Figure 4. Renal impairment and IL-17A enhance antigen presenting cell marker expression and decrease oxLDL uptake in myeloid cell differentiation.

(A) oxLDL uptake by human PBMC derived macrophages differentiated in the presence of serum from patients with stable chronic kidney disease (GFR above 60 ml/min=CKDI,II, n=5, GFR 30-60ml/min=CKDIII, n=11 and healthy controls (HC), n=9, 3 independent experiments, Bonferroni after One-way-ANOVA) (B) HLAII surface expression on human PBMC derived macrophages assessed by flow cytometry (CKDI,II, n=11, CKDIII, n=19, healthy controls, n=8, 6 independent experiments, Bonferroni after One-way-ANOVA). (C,D) HLAII expression on PBMC derived macrophages cultured with and without recombinant IL-17A (C,n=5, linear trend after One-way-ANOVA) and dendritic cells (D, promoted by culture with GM-CSF and IL-4, n=4, linear trend after One-way-ANOVA). (E,F) Murine macrophages were generated by culture of adherent bone marrow cells.
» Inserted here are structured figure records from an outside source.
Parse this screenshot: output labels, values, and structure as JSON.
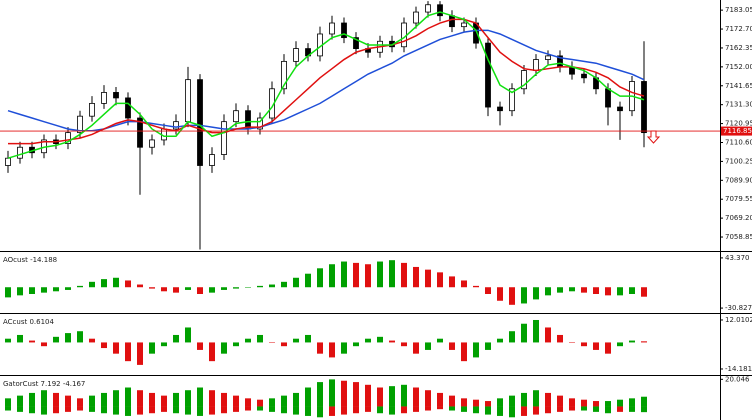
{
  "chart_data": [
    {
      "type": "candlestick",
      "candles": {
        "open": [
          7098,
          7102,
          7108,
          7105,
          7112,
          7110,
          7116,
          7125,
          7132,
          7138,
          7135,
          7124,
          7108,
          7112,
          7118,
          7122,
          7145,
          7098,
          7104,
          7122,
          7128,
          7118,
          7124,
          7140,
          7155,
          7162,
          7158,
          7170,
          7176,
          7168,
          7162,
          7160,
          7166,
          7163,
          7176,
          7182,
          7186,
          7180,
          7174,
          7176,
          7165,
          7130,
          7128,
          7140,
          7150,
          7156,
          7158,
          7152,
          7148,
          7146,
          7140,
          7130,
          7128,
          7144
        ],
        "high": [
          7106,
          7111,
          7111,
          7115,
          7115,
          7119,
          7128,
          7136,
          7142,
          7141,
          7138,
          7127,
          7115,
          7121,
          7126,
          7152,
          7148,
          7108,
          7126,
          7132,
          7131,
          7127,
          7144,
          7159,
          7166,
          7165,
          7174,
          7180,
          7179,
          7171,
          7165,
          7169,
          7169,
          7179,
          7185,
          7188,
          7188,
          7183,
          7179,
          7179,
          7168,
          7133,
          7143,
          7153,
          7159,
          7161,
          7161,
          7155,
          7151,
          7149,
          7143,
          7133,
          7147,
          7166
        ],
        "low": [
          7094,
          7099,
          7102,
          7102,
          7107,
          7107,
          7113,
          7122,
          7129,
          7131,
          7120,
          7082,
          7104,
          7109,
          7115,
          7119,
          7052,
          7094,
          7101,
          7119,
          7115,
          7115,
          7121,
          7137,
          7152,
          7155,
          7155,
          7167,
          7165,
          7159,
          7157,
          7157,
          7160,
          7160,
          7173,
          7179,
          7177,
          7171,
          7171,
          7162,
          7125,
          7120,
          7125,
          7137,
          7147,
          7153,
          7149,
          7145,
          7143,
          7137,
          7120,
          7112,
          7125,
          7108
        ],
        "close": [
          7102,
          7108,
          7105,
          7112,
          7110,
          7116,
          7125,
          7132,
          7138,
          7135,
          7124,
          7108,
          7112,
          7118,
          7122,
          7145,
          7098,
          7104,
          7122,
          7128,
          7118,
          7124,
          7140,
          7155,
          7162,
          7158,
          7170,
          7176,
          7168,
          7162,
          7160,
          7166,
          7163,
          7176,
          7182,
          7186,
          7180,
          7174,
          7176,
          7165,
          7130,
          7128,
          7140,
          7150,
          7156,
          7158,
          7152,
          7148,
          7146,
          7140,
          7130,
          7128,
          7144,
          7116
        ]
      },
      "up_color": "#ffffff",
      "down_color": "#000000",
      "lines": [
        {
          "color": "#1f4fd8",
          "values": [
            7128,
            7126,
            7124,
            7122,
            7120,
            7118,
            7117,
            7117,
            7118,
            7120,
            7122,
            7122,
            7121,
            7120,
            7119,
            7120,
            7120,
            7119,
            7118,
            7118,
            7118,
            7119,
            7121,
            7123,
            7126,
            7129,
            7132,
            7136,
            7140,
            7144,
            7148,
            7151,
            7154,
            7158,
            7161,
            7164,
            7167,
            7169,
            7171,
            7172,
            7172,
            7170,
            7167,
            7164,
            7161,
            7159,
            7157,
            7156,
            7155,
            7154,
            7152,
            7150,
            7148,
            7145
          ]
        },
        {
          "color": "#e01010",
          "values": [
            7110,
            7110,
            7110,
            7111,
            7111,
            7112,
            7113,
            7115,
            7118,
            7121,
            7123,
            7122,
            7120,
            7118,
            7117,
            7120,
            7118,
            7116,
            7116,
            7118,
            7119,
            7119,
            7122,
            7128,
            7134,
            7140,
            7146,
            7151,
            7156,
            7160,
            7162,
            7163,
            7164,
            7166,
            7169,
            7173,
            7176,
            7178,
            7178,
            7176,
            7168,
            7160,
            7155,
            7151,
            7150,
            7151,
            7152,
            7152,
            7151,
            7149,
            7146,
            7141,
            7138,
            7136
          ]
        },
        {
          "color": "#10e010",
          "values": [
            7102,
            7104,
            7106,
            7108,
            7109,
            7111,
            7115,
            7120,
            7126,
            7132,
            7132,
            7126,
            7118,
            7114,
            7114,
            7122,
            7120,
            7114,
            7116,
            7121,
            7122,
            7122,
            7130,
            7142,
            7152,
            7158,
            7163,
            7168,
            7170,
            7167,
            7164,
            7164,
            7164,
            7168,
            7174,
            7180,
            7182,
            7180,
            7178,
            7172,
            7156,
            7142,
            7138,
            7142,
            7148,
            7153,
            7154,
            7152,
            7150,
            7146,
            7140,
            7136,
            7136,
            7134
          ]
        }
      ],
      "price_line": 7116.85,
      "price_line_color": "#e01010",
      "ylim": [
        7051.2,
        7188.6
      ],
      "yticks": [
        7183.05,
        {
          "value": 7172.7,
          "label": "7172.70"
        },
        7162.35,
        {
          "value": 7152,
          "label": "7152.00"
        },
        7141.65,
        {
          "value": 7131.3,
          "label": "7131.30"
        },
        7120.95,
        {
          "value": 7110.6,
          "label": "7110.60"
        },
        7100.25,
        {
          "value": 7089.9,
          "label": "7089.90"
        },
        7079.55,
        {
          "value": 7069.2,
          "label": "7069.20"
        },
        7058.85
      ]
    },
    {
      "type": "bar",
      "title": "AOcust -14.188",
      "values": [
        -15,
        -12,
        -10,
        -8,
        -6,
        -4,
        2,
        8,
        12,
        14,
        10,
        4,
        -2,
        -6,
        -8,
        -4,
        -10,
        -8,
        -4,
        -2,
        0,
        2,
        4,
        8,
        14,
        20,
        28,
        34,
        38,
        36,
        34,
        38,
        40,
        36,
        30,
        26,
        22,
        16,
        10,
        2,
        -10,
        -20,
        -26,
        -24,
        -18,
        -12,
        -8,
        -6,
        -8,
        -10,
        -12,
        -12,
        -10,
        -14
      ],
      "up_color": "#00a000",
      "down_color": "#e01010",
      "ylim": [
        -38.1,
        52.1
      ],
      "yticks": [
        {
          "value": 43.37,
          "label": "43.370"
        },
        -30.827
      ]
    },
    {
      "type": "bar",
      "title": "ACcust 0.6104",
      "values": [
        2,
        4,
        1,
        -2,
        3,
        5,
        6,
        2,
        -3,
        -6,
        -10,
        -12,
        -6,
        -2,
        4,
        8,
        -4,
        -10,
        -6,
        -2,
        2,
        4,
        0,
        -2,
        2,
        4,
        -6,
        -8,
        -6,
        -2,
        2,
        3,
        1,
        -2,
        -6,
        -4,
        2,
        -4,
        -10,
        -8,
        -4,
        2,
        6,
        10,
        12,
        8,
        4,
        0,
        -2,
        -4,
        -6,
        -2,
        1,
        0.6
      ],
      "up_color": "#00a000",
      "down_color": "#e01010",
      "ylim": [
        -17.4,
        15.2
      ],
      "yticks": [
        12.0102,
        -14.1818
      ]
    },
    {
      "type": "bar",
      "title": "GatorCust 7.192 -4.167",
      "series": [
        {
          "values": [
            6,
            8,
            10,
            12,
            10,
            8,
            6,
            8,
            10,
            12,
            14,
            12,
            10,
            8,
            10,
            12,
            14,
            12,
            10,
            8,
            6,
            5,
            6,
            8,
            10,
            14,
            18,
            20,
            19,
            18,
            16,
            14,
            15,
            16,
            14,
            12,
            10,
            8,
            6,
            5,
            4,
            6,
            8,
            10,
            12,
            10,
            8,
            6,
            5,
            4,
            4,
            5,
            6,
            7.2
          ]
        },
        {
          "values": [
            -3,
            -4,
            -5,
            -6,
            -5,
            -4,
            -3,
            -4,
            -5,
            -6,
            -7,
            -6,
            -5,
            -4,
            -5,
            -6,
            -7,
            -6,
            -5,
            -4,
            -3,
            -3,
            -4,
            -5,
            -6,
            -7,
            -8,
            -7,
            -6,
            -5,
            -4,
            -5,
            -6,
            -5,
            -4,
            -3,
            -2,
            -3,
            -4,
            -5,
            -6,
            -7,
            -8,
            -7,
            -6,
            -5,
            -4,
            -3,
            -3,
            -4,
            -5,
            -4,
            -4,
            -4.2
          ]
        }
      ],
      "up_color": "#00a000",
      "down_color": "#e01010",
      "ylim": [
        -10,
        22.5
      ],
      "yticks": [
        20.046
      ]
    }
  ]
}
The effect of recombinant mouse IL-17A on CD11c expression was investigated in both wt (E, 4 independent experiments) and Il17a^−/− compared to Il17ra^−/− mice (F, t-test after One-way-ANOVA, 3 independent experiments). (G) Il17a^−/− macrophage mRNA expression was assessed on day three of culture in the presence of recombinant IL-17A (1ng/ml) and compared to control cells (t-tests, 3 independent experiments). (H) Wt macrophage oxLDL uptake on day 7 after culture with different concentrations of recombinant IL-17A (Dunnetts after One-way-ANOVA, n=12, 3 independent experiments).